Departamento de Estatística regista 359 novos andorranos no 2.º trimestre de 2026 por Lei Qualificada
Nascimentos e longa residência dominam casos de plenos direitos, com naturalizações a favorecer residentes espanhóis de longa data.
Pontos-chave
- 186 plenos direitos: 116 por nascimento, 70 naturalizações após renúncia
- 173 provisórios: 123 à espera de renúncia, 50 pendentes de confirmação
- Naturalizações lideradas por espanhóis (79,1%), maioritariamente com 20+ anos de residência
- Dados provisórios, conforme Lei Qualificada da Nacionalidade e diretrizes UE
O Departamento de Estatística relata que 359 pessoas adquiriram a nacionalidade andorrana durante o segundo trimestre de 2026, ao abrigo da Lei Qualificada da Nacionalidade. Destas, 186 obtiveram plenos direitos políticos, enquanto 173 receberam estatuto provisório, pendente de prova de renúncia a nacionalidades anteriores ou confirmação aos 19 anos.
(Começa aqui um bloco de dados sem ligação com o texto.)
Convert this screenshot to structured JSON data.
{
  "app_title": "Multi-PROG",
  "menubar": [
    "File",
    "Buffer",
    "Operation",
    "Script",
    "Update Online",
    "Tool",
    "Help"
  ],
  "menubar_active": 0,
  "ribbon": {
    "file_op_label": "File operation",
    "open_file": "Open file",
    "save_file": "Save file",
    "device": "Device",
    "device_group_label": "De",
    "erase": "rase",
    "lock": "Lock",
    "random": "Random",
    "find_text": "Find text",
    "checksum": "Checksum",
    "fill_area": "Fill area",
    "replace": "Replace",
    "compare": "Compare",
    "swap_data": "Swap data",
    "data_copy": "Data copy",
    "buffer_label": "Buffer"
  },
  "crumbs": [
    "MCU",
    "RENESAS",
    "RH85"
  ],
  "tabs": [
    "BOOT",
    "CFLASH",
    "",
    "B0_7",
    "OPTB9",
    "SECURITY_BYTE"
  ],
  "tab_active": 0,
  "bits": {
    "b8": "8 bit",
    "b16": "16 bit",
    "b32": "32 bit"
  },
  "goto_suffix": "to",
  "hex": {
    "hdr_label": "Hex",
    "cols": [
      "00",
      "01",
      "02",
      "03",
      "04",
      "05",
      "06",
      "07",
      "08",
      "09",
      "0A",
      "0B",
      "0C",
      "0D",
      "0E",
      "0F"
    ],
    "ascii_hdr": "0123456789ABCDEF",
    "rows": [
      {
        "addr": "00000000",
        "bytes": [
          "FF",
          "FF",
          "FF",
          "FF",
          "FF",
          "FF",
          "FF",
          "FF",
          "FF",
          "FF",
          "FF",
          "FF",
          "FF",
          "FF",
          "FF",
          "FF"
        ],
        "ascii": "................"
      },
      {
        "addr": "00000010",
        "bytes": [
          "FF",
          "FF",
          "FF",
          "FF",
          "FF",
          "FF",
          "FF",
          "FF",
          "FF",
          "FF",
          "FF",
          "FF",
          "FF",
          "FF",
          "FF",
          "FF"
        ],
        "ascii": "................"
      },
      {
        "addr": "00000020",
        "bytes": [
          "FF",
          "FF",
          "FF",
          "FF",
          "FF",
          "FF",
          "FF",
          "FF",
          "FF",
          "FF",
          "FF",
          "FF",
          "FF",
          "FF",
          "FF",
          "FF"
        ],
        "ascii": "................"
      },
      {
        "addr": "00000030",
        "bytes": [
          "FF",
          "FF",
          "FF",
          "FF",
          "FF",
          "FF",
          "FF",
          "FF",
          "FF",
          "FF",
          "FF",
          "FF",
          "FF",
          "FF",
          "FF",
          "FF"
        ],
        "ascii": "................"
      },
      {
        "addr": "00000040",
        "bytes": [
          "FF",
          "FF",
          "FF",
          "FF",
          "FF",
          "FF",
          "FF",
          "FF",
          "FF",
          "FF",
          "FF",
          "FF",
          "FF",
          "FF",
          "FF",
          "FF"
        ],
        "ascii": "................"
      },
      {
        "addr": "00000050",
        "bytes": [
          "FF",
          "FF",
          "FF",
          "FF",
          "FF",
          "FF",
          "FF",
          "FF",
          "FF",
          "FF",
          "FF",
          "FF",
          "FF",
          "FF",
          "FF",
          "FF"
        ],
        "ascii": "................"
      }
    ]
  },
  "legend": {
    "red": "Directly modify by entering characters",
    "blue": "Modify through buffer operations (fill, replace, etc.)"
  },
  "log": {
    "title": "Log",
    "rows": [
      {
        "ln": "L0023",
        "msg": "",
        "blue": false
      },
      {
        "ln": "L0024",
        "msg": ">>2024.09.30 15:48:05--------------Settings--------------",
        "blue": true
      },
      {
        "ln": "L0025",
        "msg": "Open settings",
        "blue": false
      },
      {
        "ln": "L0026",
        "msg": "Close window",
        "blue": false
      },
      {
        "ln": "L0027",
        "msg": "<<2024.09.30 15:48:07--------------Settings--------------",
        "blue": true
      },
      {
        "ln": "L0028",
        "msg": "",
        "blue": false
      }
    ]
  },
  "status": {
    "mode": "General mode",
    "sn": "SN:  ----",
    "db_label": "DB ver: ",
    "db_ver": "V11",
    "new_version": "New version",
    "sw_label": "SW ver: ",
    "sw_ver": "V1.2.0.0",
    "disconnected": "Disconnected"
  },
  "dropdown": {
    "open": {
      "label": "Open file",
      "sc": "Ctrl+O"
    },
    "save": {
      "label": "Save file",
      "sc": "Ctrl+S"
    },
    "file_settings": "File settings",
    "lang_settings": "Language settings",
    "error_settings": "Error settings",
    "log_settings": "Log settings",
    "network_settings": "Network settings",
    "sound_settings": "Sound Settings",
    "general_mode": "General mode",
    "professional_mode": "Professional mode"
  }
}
As concessões de plenos direitos provieram maioritariamente do Artigo 6, com 50 casos de nascimentos em Andorra de pais com mais de 10 anos de residência. O Artigo 11.1 representou 46 casos de estrangeiros com mais de 20 anos de residência, e o Artigo 1 abrangeu 37 nascimentos por descendência no Principado. As vias relacionadas com o nascimento totalizaram 116 casos de plenos direitos, incluindo 25 nascidos no estrangeiro de progenitor andorrano, dois adotados com mais de 10 anos de residência e dois nascidos em Andorra de progenitor andorrano. Os restantes 70 casos de plenos direitos resultaram de naturalizações após renúncia às nacionalidades originais.
Das 67 naturalizações entre residentes — aquelas que alteram o estatuto de nacionalidade —, quase 80% (79,1%) envolveu 20 anos de residência, 19,4% casamento com andorrano com mais de três anos de residência e o resto outras disposições. Antigos nacionais espanhóis dominaram com 79,1%, seguidos por portugueses com 6% e brasileiros e colombianos com 3% cada. Os limiares de residência superaram os casos de casamento.
As concessões provisórias dividiram-se em 123 pendentes de prova de renúncia e 50 pendentes de confirmação. O Artigo 11.1 cobriu 64 destes (37%), principalmente 44 que completaram a escolaridade obrigatória em Andorra, 31 com o diploma andorrano de humanidades e ciências sociais, e outros que passaram no teste de integração da Comissão da Nacionalidade. O Artigo 6 aplicou-se a 45 casos pendentes de confirmação, e o Artigo 35 a cinco.
A distribuição por género mostrou 49,3% de mulheres e 50,7% de homens no global das naturalizações baseadas em residência, com os casos de casamento em 48,8% de mulheres e 51,2% de homens. As estatísticas seguem as orientações da UE sobre migrações, focando residentes que alteram nacionalidade.
Os dados, publicados na segunda-feira, são provisórios e sujeitos a revisões no final do ano.